Vanaf de eerste helft van mei was het wel erg stil wat betreft
dagvlinders. Er is altijd wel een dip in het voorjaar, als de voorjaarsgeneraties zijn uitgevlogen en de zomergeneraties er nog niet zijn, maar dit jaar was deze junidip wel erg diep. Maar nu lijkt de dip toch echt voorbij. De zomervlinders zijn er en ook de tweede generaties van enkele andere vlindersoorten vliegen nu. En mogelijk dat deze in flinke aantallen te zien zullen zijn, want juist door het vochtige voorjaar stonden de waardplanten - de planten waarop een vlinder haar eitjes afzet zodat de rups, zodra die uit het eitje is gekropen, kan eten en groeien - er prima bij.

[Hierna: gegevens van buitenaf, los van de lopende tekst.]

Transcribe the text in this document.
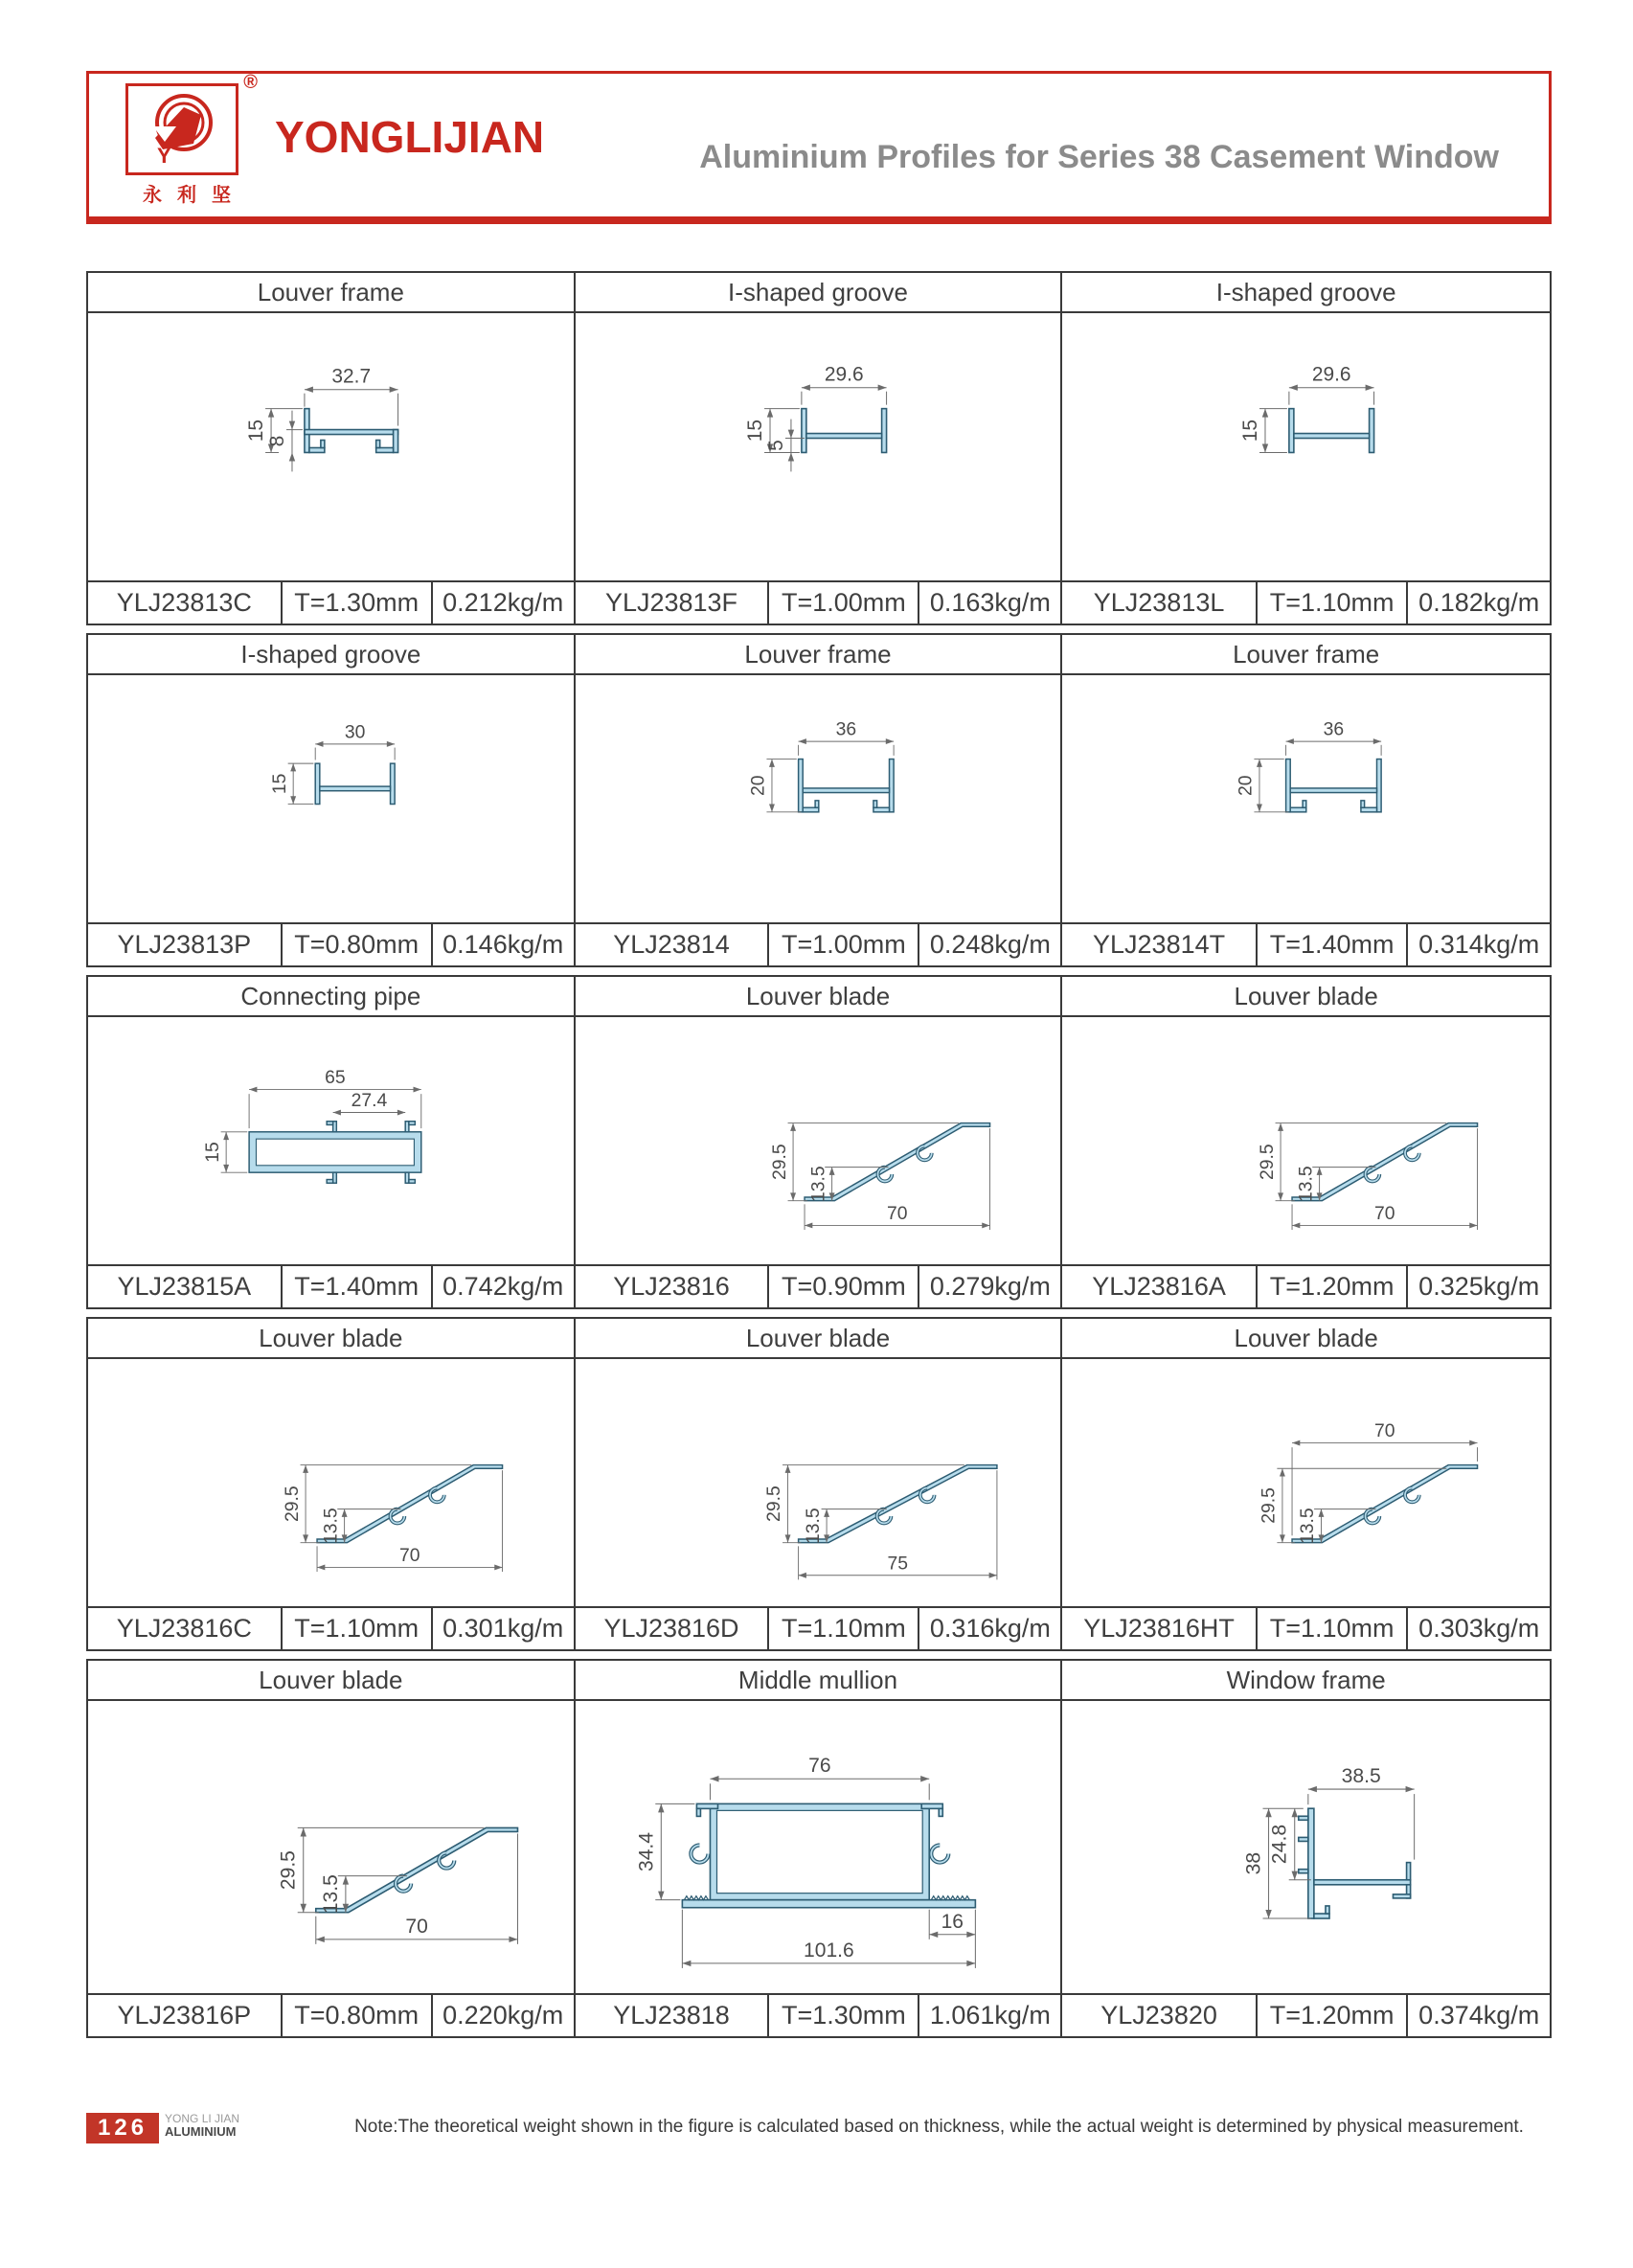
Y
®
永利坚
YONGLIJIAN	Aluminium Profiles for Series 38 Casement Window
Louver frame
32.7
15
8
YLJ23813C	T=1.30mm 0.212kg/m
I-shaped groove
29.6
15
5
YLJ23813F	T=1.00mm 0.163kg/m
I-shaped groove
29.6
15
YLJ23813L	T=1.10mm 0.182kg/m
I-shaped groove
30
15
YLJ23813P	T=0.80mm 0.146kg/m
Louver frame
36
20
YLJ23814	T=1.00mm 0.248kg/m
Louver frame
36
20
YLJ23814T	T=1.40mm 0.314kg/m
Connecting pipe
65
27.4
15
YLJ23815A	T=1.40mm 0.742kg/m
Louver blade
29.5
13.5
70
YLJ23816	T=0.90mm 0.279kg/m
Louver blade
29.5
13.5
70
YLJ23816A	T=1.20mm 0.325kg/m
Louver blade
29.5
13.5
70
YLJ23816C	T=1.10mm 0.301kg/m
Louver blade
29.5
13.5
75
YLJ23816D	T=1.10mm 0.316kg/m
Louver blade
70
29.5
13.5
YLJ23816HT	T=1.10mm 0.303kg/m
Louver blade
29.5
13.5
70
YLJ23816P	T=0.80mm 0.220kg/m
Middle mullion
76
34.4
101.6
16
YLJ23818	T=1.30mm 1.061kg/m
Window frame
38.5
38 24.8
YLJ23820	T=1.20mm 0.374kg/m
126	YONG LI JIAN
ALUMINIUM	Note:The theoretical weight shown in the figure is calculated based on thickness, while the actual weight is determined by physical measurement.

Tijdens zijn vele wandelingen legde
Mario Vanoppen dan ook onder andere vele vlinders vast met zijn
'magische klik'. Zo zag hij onder andere een boomblauwtje
(celastrina argiolus, foto boven en eerste foto onder). Dit vlindertje vliegt niet of nauwelijks dichtbij de grond en is op ooghoogte fladderend met geen andere soort te verwarren, met zijn fel lichtblauwe bovenzijde en de zilverwitte tot lichtblauwe onderzijde van de vleugel waarop zwarte stippen te zien zijn. Hij maakte ook mooie foto's van het koevinkje
(aphantopus hyperantus) met zijn mooie oogvlekken aan de onderzijde van de vleugels
(foto's 2 en 3 onder), en het bruin zandoogje
(maniola jurtina, foto 4 onder). Het zwart- of geelsprietdikkopje (moeilijk te zien op foto 5 onder) passeerde ook voor zijn lens, in tweevoud dan nog. Helemaal speciaal is de sint-jacobsvlinder
(tyria jacobaeae) van foto 6 onder. Deze dagactieve nachtvlinder heeft een opvallende tekening en kleur en waarschuwt hiermee, net als zijn rups (de zebrarups) dat hij erg giftig is. Die rups eet immers jacobskruiskruid dat erg giftige bestanddelen bevat waardoor hij giftig wordt. Door die kleur en tekening wordt hij dan ook met rust gelaten. Tot slot fotografeerde Mario ook de schaduwstipspanner
(idaea rusticata, foto 7 onder), een nachtvlinder die in België een schaarse soort is.